CHAPITRE XVIII
Isaac frappa de son bâton à la porte de la maison du médecin.
— Il fait sombre à l’intérieur, maître Isaac, dit Esclarmonda. La maison est endormie. Je ne devrais pas être ici. Je ne vais faire que les déranger inutilement.
— Chut, maman, fit Jacinta. Maître Isaac ne t’aurait pas dit de venir si ce n’était pas important.
— Je ne vois pas pourquoi il est plus important d’être ici pendant la dernière partie de la nuit que demain matin où tout le monde sera réveillé.
— Il n’est pas si tard, dit Isaac. Les cloches n’ont pas encore sonné la neuvième heure de la nuit. L’aube ne se lèvera pas avant longtemps.
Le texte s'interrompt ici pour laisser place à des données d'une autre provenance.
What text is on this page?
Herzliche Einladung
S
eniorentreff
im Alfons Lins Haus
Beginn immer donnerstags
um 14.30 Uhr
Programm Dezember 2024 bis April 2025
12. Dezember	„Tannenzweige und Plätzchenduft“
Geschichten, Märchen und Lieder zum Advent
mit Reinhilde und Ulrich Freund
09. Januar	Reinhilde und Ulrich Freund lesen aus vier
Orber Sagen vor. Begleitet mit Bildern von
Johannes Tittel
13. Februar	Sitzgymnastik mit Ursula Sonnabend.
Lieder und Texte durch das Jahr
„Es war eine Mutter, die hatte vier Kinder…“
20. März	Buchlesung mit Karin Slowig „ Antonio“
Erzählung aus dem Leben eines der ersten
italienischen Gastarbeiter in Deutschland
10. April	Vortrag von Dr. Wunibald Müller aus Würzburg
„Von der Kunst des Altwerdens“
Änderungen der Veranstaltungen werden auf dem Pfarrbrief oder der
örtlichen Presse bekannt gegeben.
La discussion se poursuivit jusqu’à l’ouverture de la porte. Jacob Bonjuhes les accueillit.
— Entrez, je vous attendais. Nous cherchions un endroit sûr où mettre l’homme que vous nous avez envoyé, Isaac, mon ami. Jacinta, maîtresse, je vous en prie, entrez. Je n’avais pas imaginé que votre présence chez nous, Isaac, pût tant animer notre existence.
— Je vous en demande pardon, dit Isaac, mais je vous ai amené une vieille amie qui désire vous voir. Elle a une requête à vous faire.
— Papa, dit une voix du haut de l’escalier. Je suis heureuse de vous voir de retour. Que se passe-t-il ?
— Rien, ma chérie, tout va bien pour l’instant.
— Allons dans mon cabinet, proposa Jacob. Si nous nous asseyons dans la cour, nous réveillerons Ruth. Et l’air est assez frais.
Jacob alluma une abondance de bougies et trouva des sièges à chacun.
— Alors, où est cette vieille amie que vous m’avez promise ?
Esclarmonda sortit de l’ombre des larges épaules d’Isaac.
— Ici, Jacob. Vous ne vous souvenez peut-être plus de moi. Mais cela importe peu. Je viens vous trouver pour faire appel à votre générosité à l’égard de ma fille, Jacinta.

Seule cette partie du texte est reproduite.